Decentralization is a necessity
Whether in BTC mining or AI, the sector is heavily concentrated in the US. Alone, they account for 40% of global hashrate and 45% of global AI computing power.

The other half is scattered across the globe in small clusters, often in regions that are difficult to connect. Yet they face the same long-term profitability challenges outlined above. It’s easy to anticipate that they too will pivot toward AI to future-proof their operations, just as the giants are already doing. The difference is that, unlike their American counterparts, these smaller players won’t benefit from geographic proximity to big AI companies, stable infrastructure (power, connectivity, hardware), or a clear regulatory framework.

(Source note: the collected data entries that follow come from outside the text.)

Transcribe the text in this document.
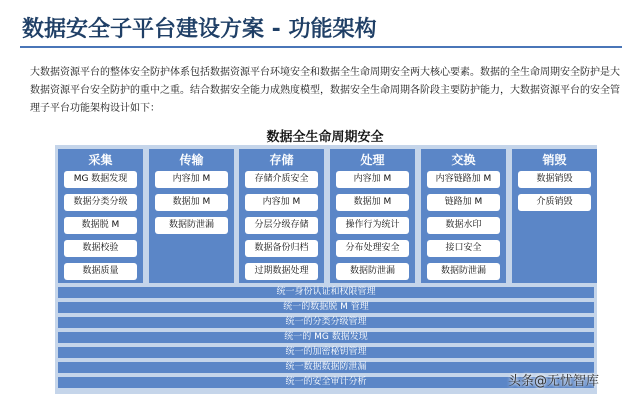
数据安全子平台建设方案 - 功能架构
大数据资源平台的整体安全防护体系包括数据资源平台环境安全和数据全生命周期安全两大核心要素。数据的全生命周期安全防护是大数据资源平台安全防护的重中之重。结合数据安全能力成熟度模型，数据安全生命周期各阶段主要防护能力，大数据资源平台的安全管理子平台功能架构设计如下：
数据全生命周期安全
采集
MG 数据发现
数据分类分级
数据脱 M
数据校验
数据质量
传输
内容加 M
数据加 M
数据防泄漏
存储
存储介质安全
内容加 M
分层分级存储
数据备份归档
过期数据处理
处理
内容加 M
数据加 M
操作行为统计
分布处理安全
数据防泄漏
交换
内容链路加 M
链路加 M
数据水印
接口安全
数据防泄漏
销毁
数据销毁
介质销毁
统一身份认证和权限管理
统一的数据脱 M 管理
统一的分类分级管理
统一的 MG 数据发现
统一的加密秘钥管理
统一数据数据防泄漏
统一的安全审计分析	头条@无忧智库
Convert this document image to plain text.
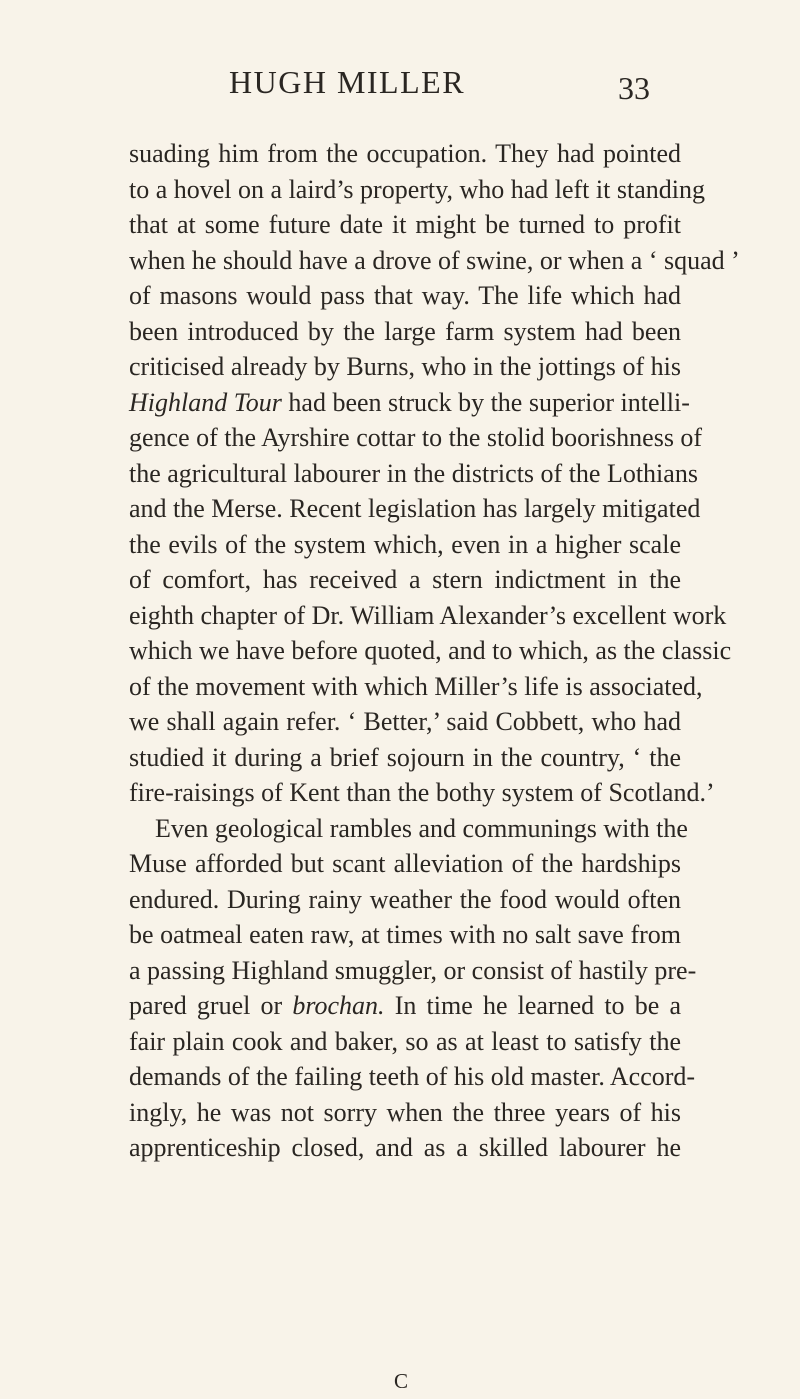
HUGH MILLER	33
suading him from the occupation. They had pointed
to a hovel on a laird’s property, who had left it standing
that at some future date it might be turned to profit
when he should have a drove of swine, or when a ‘ squad ’
of masons would pass that way. The life which had
been introduced by the large farm system had been
criticised already by Burns, who in the jottings of his
Highland Tour had been struck by the superior intelli-
gence of the Ayrshire cottar to the stolid boorishness of
the agricultural labourer in the districts of the Lothians
and the Merse. Recent legislation has largely mitigated
the evils of the system which, even in a higher scale
of comfort, has received a stern indictment in the
eighth chapter of Dr. William Alexander’s excellent work
which we have before quoted, and to which, as the classic
of the movement with which Miller’s life is associated,
we shall again refer. ‘ Better,’ said Cobbett, who had
studied it during a brief sojourn in the country, ‘ the
fire-raisings of Kent than the bothy system of Scotland.’
Even geological rambles and communings with the
Muse afforded but scant alleviation of the hardships
endured. During rainy weather the food would often
be oatmeal eaten raw, at times with no salt save from
a passing Highland smuggler, or consist of hastily pre-
pared gruel or brochan. In time he learned to be a
fair plain cook and baker, so as at least to satisfy the
demands of the failing teeth of his old master. Accord-
ingly, he was not sorry when the three years of his
apprenticeship closed, and as a skilled labourer he
C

So how do you replicate the giants’ strategy under these adverse conditions? You need a coordination network built for harsh environments. One that can handle disconnections, low bandwidth, and limited computing power.

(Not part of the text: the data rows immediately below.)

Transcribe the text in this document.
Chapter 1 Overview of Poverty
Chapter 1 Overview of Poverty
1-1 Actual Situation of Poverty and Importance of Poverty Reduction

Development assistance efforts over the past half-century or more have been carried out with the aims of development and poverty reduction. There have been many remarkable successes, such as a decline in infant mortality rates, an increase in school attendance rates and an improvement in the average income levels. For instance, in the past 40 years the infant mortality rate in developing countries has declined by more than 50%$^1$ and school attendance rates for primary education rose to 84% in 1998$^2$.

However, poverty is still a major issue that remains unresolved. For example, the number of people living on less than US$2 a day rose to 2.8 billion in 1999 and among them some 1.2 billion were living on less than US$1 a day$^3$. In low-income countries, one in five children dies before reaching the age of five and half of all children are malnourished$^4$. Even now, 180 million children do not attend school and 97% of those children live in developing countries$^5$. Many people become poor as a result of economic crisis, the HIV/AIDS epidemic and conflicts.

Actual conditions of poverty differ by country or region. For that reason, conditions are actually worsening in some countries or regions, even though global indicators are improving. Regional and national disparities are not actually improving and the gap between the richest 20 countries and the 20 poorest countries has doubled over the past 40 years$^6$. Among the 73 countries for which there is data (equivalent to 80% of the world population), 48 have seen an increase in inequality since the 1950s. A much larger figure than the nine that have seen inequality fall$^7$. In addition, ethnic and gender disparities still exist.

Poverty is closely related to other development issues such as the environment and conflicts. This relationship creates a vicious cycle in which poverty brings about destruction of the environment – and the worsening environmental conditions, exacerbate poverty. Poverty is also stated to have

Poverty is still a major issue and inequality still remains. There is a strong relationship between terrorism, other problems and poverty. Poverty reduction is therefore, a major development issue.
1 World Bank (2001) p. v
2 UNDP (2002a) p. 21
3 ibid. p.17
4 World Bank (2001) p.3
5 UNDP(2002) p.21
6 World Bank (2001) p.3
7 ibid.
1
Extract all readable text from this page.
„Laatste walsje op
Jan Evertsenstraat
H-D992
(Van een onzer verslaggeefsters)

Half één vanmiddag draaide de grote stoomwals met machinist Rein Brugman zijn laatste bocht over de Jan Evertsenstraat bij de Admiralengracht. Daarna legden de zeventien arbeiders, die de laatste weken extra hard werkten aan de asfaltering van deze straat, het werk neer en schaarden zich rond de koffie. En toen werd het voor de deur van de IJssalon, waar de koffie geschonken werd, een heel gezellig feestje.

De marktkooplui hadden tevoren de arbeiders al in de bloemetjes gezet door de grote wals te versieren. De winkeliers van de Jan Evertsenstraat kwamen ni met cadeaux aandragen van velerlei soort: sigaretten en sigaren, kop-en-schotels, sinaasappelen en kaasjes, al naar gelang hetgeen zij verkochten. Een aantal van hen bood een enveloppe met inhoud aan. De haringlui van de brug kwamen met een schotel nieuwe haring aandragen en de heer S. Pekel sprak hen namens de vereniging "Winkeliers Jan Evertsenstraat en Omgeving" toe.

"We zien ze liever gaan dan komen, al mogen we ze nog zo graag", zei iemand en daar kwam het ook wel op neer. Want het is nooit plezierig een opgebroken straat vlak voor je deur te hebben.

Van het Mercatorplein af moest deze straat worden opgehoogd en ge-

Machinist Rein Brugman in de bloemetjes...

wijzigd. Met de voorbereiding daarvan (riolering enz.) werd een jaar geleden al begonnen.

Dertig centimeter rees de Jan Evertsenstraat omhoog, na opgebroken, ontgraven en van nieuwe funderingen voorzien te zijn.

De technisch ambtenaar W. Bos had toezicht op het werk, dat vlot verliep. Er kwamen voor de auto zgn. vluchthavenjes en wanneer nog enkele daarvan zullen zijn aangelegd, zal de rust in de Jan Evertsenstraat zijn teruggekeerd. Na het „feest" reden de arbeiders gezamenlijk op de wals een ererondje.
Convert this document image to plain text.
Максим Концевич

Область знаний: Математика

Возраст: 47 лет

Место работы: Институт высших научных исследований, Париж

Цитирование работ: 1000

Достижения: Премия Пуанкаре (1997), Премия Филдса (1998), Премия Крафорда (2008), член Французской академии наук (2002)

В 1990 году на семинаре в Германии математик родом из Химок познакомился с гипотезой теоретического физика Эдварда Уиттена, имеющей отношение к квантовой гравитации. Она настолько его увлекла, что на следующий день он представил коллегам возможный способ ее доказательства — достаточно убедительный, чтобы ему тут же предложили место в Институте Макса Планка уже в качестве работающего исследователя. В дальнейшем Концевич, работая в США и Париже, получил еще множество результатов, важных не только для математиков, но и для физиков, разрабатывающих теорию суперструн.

Ignition of the expansion phase for Bittensor
Whether power comes from giants or small clusters, Bittensor is built for exactly this. It is currently the only network capable of making this strategy accessible to everyone across the globe.
The way big players are preparing for this makes me feel I’m right. They focus on agent powered by the NVIDIA GB200, a highly versatile chip capable of training, inference, and processing large data streams critical for weather forecasting, drug discovery, and trajectory modeling. This opens the gate to AI beyond LLMs and Subnets are ready for that.
With its 128 subnets, Bittensor offers a wide range of tasks: weather forecasting, prediction, agents, storage, inference, and more. Each cluster, whatever its constraints, can find a task that matches its hardware and expertise. Bittensor’s architecture handles connectivity losses and orchestrates decentralized computing power, as it already proves every day across popular subnets like @zeussubnet, @ridges_ai, @chutes_ai, or @tplr_ai and its 72B parameter model.
I wouldn’t be surprised to see, in the coming months, former BTC miners across the globe redirecting their power to the Bittensor network. Cleaning up their balance sheets, while quietly becoming the backbone of something far bigger than themselves: an open-source, decentralized intelligence, built by thousands, owned by no one, that the world will one day recognize as the only credible alternative to the silent monopolization of AI.
So, the miners will not have simply chosen to survive. They will have become the infrastructure of the future.